Too many times, it seems, I find myself not being able to read a lot of the books I’ve piled on my reading stack. It’s become a bit disturbing. Is it me, or the books? It used to be that when I started a book, I felt obligated to finish it, no matter what. Maybe it’s just a function of getting older and seeing time shrinking, but I've come to the conclusion that there’s not enough time to read books that don’t interest me. I won’t say they are “bad” books, or poorly written, but there is definitely something in the way they're written that doesn't engage me. I can’t blame it on the subject matter, because I won’t start reading a book in the first place if the subject matter doesn’t interest me.
Naturally, I have to ask myself, “Why wasn’t I hooked?” Well, for starters, sometimes it’s simply the tone of a book, or the author’s voice and style of writing that I can’t relate to. For example, there's a “snarkiness” nowadays in our society that appears in many of the contemporary books. It doesn't mean it's bad; it's just something I personally don't care for, so I'll skip books with that particular tone. There also seems to be a trend for heroes and heroines to be “anti-heroes” and “anti-heroines” to the extreme; i.e., there is nothing commendable about them at all. They have no redeeming qualities. They are not people you would like in real life or want to have anything to do with. I’m okay with my protagonists having flaws and being far from perfect, but if they’ve got something really amiss, I'd at least like to see them trying to overcome it. In other words, a guy who’s a serial killer is not going to be my hero, no matter how you paint him.
Another reason I get unhooked from a book is because I’ve never been able to trudge through a lot of narrative, description, and introspection in the first chapter (or any chapter, for that matter). I have always preferred stories that dive right in. Bore me with pages of “setting up the story” by “telling” me about a person, and you’ll lose me. I want to know just enough about that character that I get a sense of who they are, and the rest I’ll learn along the way. Don’t bog down the first chapter with this stuff! Don't slow the book's momentum with a sagging middle either. Give me information only in small, sweet, dark chocolate servings–please!–and in just the right place and at just the right time. However, I would like to say that I’ve read authors who can use, in abundance, everything I just said not to use and they do it brilliantly. Every word is a gem that can’t be skipped. So, as always, there are exceptions, but it takes the exceptional writer to pull it off.

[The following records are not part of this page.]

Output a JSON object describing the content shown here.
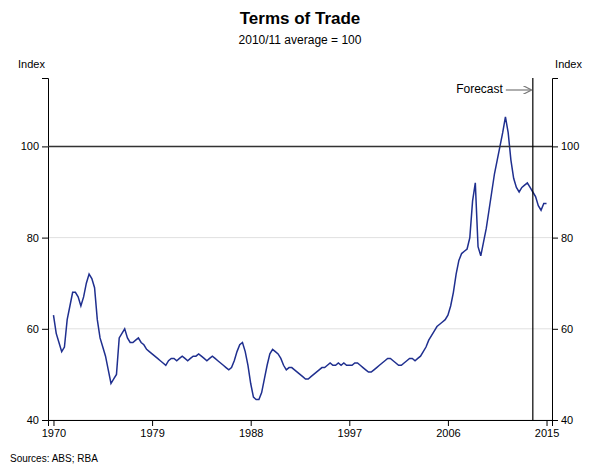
{
  "chart_data": {
    "type": "line",
    "title": "Terms of Trade",
    "subtitle": "2010/11 average = 100",
    "y_label": "Index",
    "y2_label": "Index",
    "source": "Sources: ABS; RBA",
    "xlim": [
      1969.5,
      2015.5
    ],
    "xticks": [
      1970,
      1979,
      1988,
      1997,
      2006,
      2015
    ],
    "ylim": [
      40,
      115
    ],
    "yticks": [
      40,
      60,
      80,
      100
    ],
    "y2lim": [
      40,
      115
    ],
    "y2ticks": [
      40,
      60,
      80,
      100
    ],
    "grid": true,
    "hlines": [
      {
        "y": 100,
        "color": "#333333"
      }
    ],
    "vlines": [
      {
        "x": 2013.75,
        "color": "#000000"
      }
    ],
    "annotations": [
      {
        "text": "Forecast",
        "color": "#777777"
      }
    ],
    "x": [
      1970,
      1970.25,
      1970.5,
      1970.75,
      1971,
      1971.25,
      1971.5,
      1971.75,
      1972,
      1972.25,
      1972.5,
      1972.75,
      1973,
      1973.25,
      1973.5,
      1973.75,
      1974,
      1974.25,
      1974.5,
      1974.75,
      1975,
      1975.25,
      1975.5,
      1975.75,
      1976,
      1976.25,
      1976.5,
      1976.75,
      1977,
      1977.25,
      1977.5,
      1977.75,
      1978,
      1978.25,
      1978.5,
      1978.75,
      1979,
      1979.25,
      1979.5,
      1979.75,
      1980,
      1980.25,
      1980.5,
      1980.75,
      1981,
      1981.25,
      1981.5,
      1981.75,
      1982,
      1982.25,
      1982.5,
      1982.75,
      1983,
      1983.25,
      1983.5,
      1983.75,
      1984,
      1984.25,
      1984.5,
      1984.75,
      1985,
      1985.25,
      1985.5,
      1985.75,
      1986,
      1986.25,
      1986.5,
      1986.75,
      1987,
      1987.25,
      1987.5,
      1987.75,
      1988,
      1988.25,
      1988.5,
      1988.75,
      1989,
      1989.25,
      1989.5,
      1989.75,
      1990,
      1990.25,
      1990.5,
      1990.75,
      1991,
      1991.25,
      1991.5,
      1991.75,
      1992,
      1992.25,
      1992.5,
      1992.75,
      1993,
      1993.25,
      1993.5,
      1993.75,
      1994,
      1994.25,
      1994.5,
      1994.75,
      1995,
      1995.25,
      1995.5,
      1995.75,
      1996,
      1996.25,
      1996.5,
      1996.75,
      1997,
      1997.25,
      1997.5,
      1997.75,
      1998,
      1998.25,
      1998.5,
      1998.75,
      1999,
      1999.25,
      1999.5,
      1999.75,
      2000,
      2000.25,
      2000.5,
      2000.75,
      2001,
      2001.25,
      2001.5,
      2001.75,
      2002,
      2002.25,
      2002.5,
      2002.75,
      2003,
      2003.25,
      2003.5,
      2003.75,
      2004,
      2004.25,
      2004.5,
      2004.75,
      2005,
      2005.25,
      2005.5,
      2005.75,
      2006,
      2006.25,
      2006.5,
      2006.75,
      2007,
      2007.25,
      2007.5,
      2007.75,
      2008,
      2008.25,
      2008.5,
      2008.75,
      2009,
      2009.25,
      2009.5,
      2009.75,
      2010,
      2010.25,
      2010.5,
      2010.75,
      2011,
      2011.25,
      2011.5,
      2011.75,
      2012,
      2012.25,
      2012.5,
      2012.75,
      2013,
      2013.25,
      2013.5,
      2013.75,
      2014,
      2014.25,
      2014.5,
      2014.75,
      2015
    ],
    "series": [
      {
        "color": "#1f2f8f",
        "values": [
          63,
          59,
          57,
          55,
          56,
          62,
          65,
          68,
          68,
          67,
          65,
          67,
          70,
          72,
          71,
          69,
          62,
          58,
          56,
          54,
          51,
          48,
          49,
          50,
          58,
          59,
          60,
          58,
          57,
          57,
          57.5,
          58,
          57,
          56.5,
          55.5,
          55,
          54.5,
          54,
          53.5,
          53,
          52.5,
          52,
          53,
          53.5,
          53.5,
          53,
          53.5,
          54,
          53.5,
          53,
          53.5,
          54,
          54,
          54.5,
          54,
          53.5,
          53,
          53.5,
          54,
          53.5,
          53,
          52.5,
          52,
          51.5,
          51,
          51.5,
          53,
          55,
          56.5,
          57,
          55,
          52,
          48,
          45,
          44.5,
          44.5,
          46,
          49,
          52,
          54.5,
          55.5,
          55,
          54.5,
          53.5,
          52,
          51,
          51.5,
          51.5,
          51,
          50.5,
          50,
          49.5,
          49,
          49,
          49.5,
          50,
          50.5,
          51,
          51.5,
          51.5,
          52,
          52.5,
          52,
          52,
          52.5,
          52,
          52.5,
          52,
          52,
          52,
          52.5,
          52.5,
          52,
          51.5,
          51,
          50.5,
          50.5,
          51,
          51.5,
          52,
          52.5,
          53,
          53.5,
          53.5,
          53,
          52.5,
          52,
          52,
          52.5,
          53,
          53.5,
          53.5,
          53,
          53.5,
          54,
          55,
          56,
          57.5,
          58.5,
          59.5,
          60.5,
          61,
          61.5,
          62,
          63,
          65,
          68,
          72,
          75,
          76.5,
          77,
          77.5,
          80,
          88,
          92,
          78,
          76,
          79,
          82,
          86,
          90,
          94,
          97,
          100,
          103,
          106.5,
          103,
          97,
          93,
          91,
          90,
          91,
          91.5,
          92,
          91,
          90,
          89,
          87,
          86,
          87.5,
          87.5
        ]
      }
    ]
  }
}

I want a story to move forward. I want to feel immediate compassion or some other sort of connection to the main character. I want to get the sense that whatever started the turning point in the main character’s life (which is where the story should begin) is significant and that things are going to get worse before they get better. I want to feel that something is truly at stake for the protagonist, and I want to see how he or she is going to handle this life-changing situation through inevitable twists, turns, and bumps in the road. Even if the life-changing situation appears insignificant on the surface–i.e., something barely visible just beneath the surface of a pool of murky water–I want the sense of suspense and tension that will keep me engaged long enough to see what that “something” is.
I confess that I usually find myself analyzing every book I read from a writer’s eye, but I will also try to give another writer the benefit of the doubt. I will usually always trudge through three chapters before giving up. If I can get engaged in a story and forget to analyze it, then, to me, it’s a really good book. I get excited when I find myself slipping into a story so much that the writing becomes invisible. I find myself even more excited to actually complete an entire book and admit, “That was a darn good book!” Of course, the writer in me always asks why was it a good book. And the answer is always the same: the writer just knew what to say, how to say it, and precisely the right time to say it.
So, my last few questions are to those of you reading this post: “As a reader, what makes you start skipping through a book you thought you were going to like? What makes you give up on a book entirely? Are there parts of a book you always skip, like prologues or excessive narrative, etc? And, lastly, what makes you fall in love with a book so much that you wouldn’t think of skipping any part of it?”